Like many families, Cindy Fleming’s family has many annual traditions.

But none is more deeply rooted – or has had a bigger impact on her life – than the tradition of spending the summer at Buttonwood Beach RV Resort on the banks of the Chesapeake Bay in Maryland’s northern Eastern Shore, according to a news release.

Fleming and her family have been coming to Buttonwood Beach near Earleville every summer for more than 30 years.

“I met my husband there when I was 13,” said Fleming, 45, who recently celebrated her 23rd wedding anniversary at the campground with friends who have built a lifetime of summer camping memories at the resort.

Deb Carter, a manager at Buttonwood Beach RV Resort who has worked at the park since it opened in 1973, said many of the families who started camping at Buttonwood in the 1970s are still there, along with their children, grandchildren and extended families.

“A big part of my life is there,” said Gordy Lewis, 48, of Westchester, Pa., who has been camping at Buttonwood with his family every summer since he was 12. “I have so many friends down there. My nieces and nephew also come and spend time there during the summer.”

Phyllis Lynch said she started camping at Buttonwood with her family when she was about 10 or 11. She met her husband there, and now they continue the summer camping tradition with their three kids, who range in age from 15 to 21.

“It’s crazy to watch the generations turn over and watch them doing the same things we were doing,” said Lynch, who works as a real estate broker in Pennsylvania and Delaware. “Our kids come down on the weekend with us. Their friends are the children of the friends we grew up with. They are living the same life we lived, and doing exactly what we did back in the 70s, but in a more modern way.
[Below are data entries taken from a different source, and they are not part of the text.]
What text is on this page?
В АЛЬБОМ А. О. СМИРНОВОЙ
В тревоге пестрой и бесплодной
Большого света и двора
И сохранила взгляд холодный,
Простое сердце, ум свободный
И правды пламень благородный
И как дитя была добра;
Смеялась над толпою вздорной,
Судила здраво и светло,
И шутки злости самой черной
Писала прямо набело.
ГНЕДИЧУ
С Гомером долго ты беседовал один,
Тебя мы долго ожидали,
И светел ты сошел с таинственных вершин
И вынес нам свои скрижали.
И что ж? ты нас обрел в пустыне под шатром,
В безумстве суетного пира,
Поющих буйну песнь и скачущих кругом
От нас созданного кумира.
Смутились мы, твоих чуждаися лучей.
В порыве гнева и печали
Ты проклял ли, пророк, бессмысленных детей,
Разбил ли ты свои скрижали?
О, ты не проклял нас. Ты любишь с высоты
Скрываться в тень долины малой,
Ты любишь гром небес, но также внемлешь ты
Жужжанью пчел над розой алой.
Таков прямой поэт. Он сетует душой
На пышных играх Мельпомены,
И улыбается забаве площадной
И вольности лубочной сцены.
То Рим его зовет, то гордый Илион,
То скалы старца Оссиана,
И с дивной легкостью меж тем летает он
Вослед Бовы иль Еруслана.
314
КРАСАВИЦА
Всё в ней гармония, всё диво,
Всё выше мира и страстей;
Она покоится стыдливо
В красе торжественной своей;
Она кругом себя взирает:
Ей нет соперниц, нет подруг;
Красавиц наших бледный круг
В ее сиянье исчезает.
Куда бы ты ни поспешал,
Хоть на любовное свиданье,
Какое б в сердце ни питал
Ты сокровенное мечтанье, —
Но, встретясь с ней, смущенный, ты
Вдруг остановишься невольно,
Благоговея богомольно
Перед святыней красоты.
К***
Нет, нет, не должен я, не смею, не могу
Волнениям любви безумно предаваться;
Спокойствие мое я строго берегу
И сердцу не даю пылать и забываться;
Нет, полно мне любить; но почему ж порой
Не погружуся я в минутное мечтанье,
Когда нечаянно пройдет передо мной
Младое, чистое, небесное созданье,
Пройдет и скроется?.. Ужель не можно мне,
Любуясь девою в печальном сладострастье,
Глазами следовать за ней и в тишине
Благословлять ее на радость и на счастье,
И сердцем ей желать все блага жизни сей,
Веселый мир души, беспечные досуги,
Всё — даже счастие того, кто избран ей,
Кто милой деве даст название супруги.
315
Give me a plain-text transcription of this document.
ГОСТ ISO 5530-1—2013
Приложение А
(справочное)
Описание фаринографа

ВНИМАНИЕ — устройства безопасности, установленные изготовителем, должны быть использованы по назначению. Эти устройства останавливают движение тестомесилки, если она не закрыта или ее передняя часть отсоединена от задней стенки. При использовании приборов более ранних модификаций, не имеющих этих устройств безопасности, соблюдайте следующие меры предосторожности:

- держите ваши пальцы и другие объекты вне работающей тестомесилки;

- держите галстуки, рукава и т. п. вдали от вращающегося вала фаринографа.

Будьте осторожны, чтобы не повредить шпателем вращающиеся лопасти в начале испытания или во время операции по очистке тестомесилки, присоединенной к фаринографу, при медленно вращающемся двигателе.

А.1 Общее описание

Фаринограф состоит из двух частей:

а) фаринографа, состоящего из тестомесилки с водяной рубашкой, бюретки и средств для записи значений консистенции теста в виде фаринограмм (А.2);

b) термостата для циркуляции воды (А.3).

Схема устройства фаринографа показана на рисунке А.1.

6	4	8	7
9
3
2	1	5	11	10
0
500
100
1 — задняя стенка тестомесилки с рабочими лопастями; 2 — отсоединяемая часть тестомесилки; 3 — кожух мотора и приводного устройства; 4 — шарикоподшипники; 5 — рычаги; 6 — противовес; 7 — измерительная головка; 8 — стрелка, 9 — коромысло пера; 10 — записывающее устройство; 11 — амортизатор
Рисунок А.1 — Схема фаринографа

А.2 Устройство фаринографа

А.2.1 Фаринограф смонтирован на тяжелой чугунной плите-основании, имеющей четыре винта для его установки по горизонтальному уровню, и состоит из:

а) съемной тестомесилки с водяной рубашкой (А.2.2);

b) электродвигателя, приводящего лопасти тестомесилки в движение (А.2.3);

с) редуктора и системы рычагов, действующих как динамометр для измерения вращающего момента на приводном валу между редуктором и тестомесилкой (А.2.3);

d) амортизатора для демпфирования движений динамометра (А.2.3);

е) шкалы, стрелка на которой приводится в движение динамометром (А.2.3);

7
They spend a lot of their time jet skiing and boating.”

Most Buttonwood campers have transitioned from towable and motorized RVs into 400-square-foot recreational park trailers or “park models,” which are roomier and more residential in look and appearance than typical RV.

Park models average about $40,000 and can be set up on leased or purchased campsites in RV parks and resorts across the country, said William Garpow, executive director of the Recreational Park Trailer Industry Association (RPTIA), adding that about a third of the nation’s privately owned parks make spaces available for park model owners.

“It’s really an affordable way to vacation,” Lynch said, adding that her unit at Buttonwood is literally 50 steps away from the beach and about 100 feet from a swimming pool. “To me, it’s my home away from home,” she said.

And even after Labor Day, when the kids go back to school, many families will still be coming to Buttonwood on the weekends until the park closes for winter in November.

“When we’re at Buttonwood, we can relax,” Fleming said, “because we’re totally away from the ‘real world.’”

“It’s a refuge, a place to escape,” Lewis said, adding, “I’m sure I’ll be there every summer until I die.”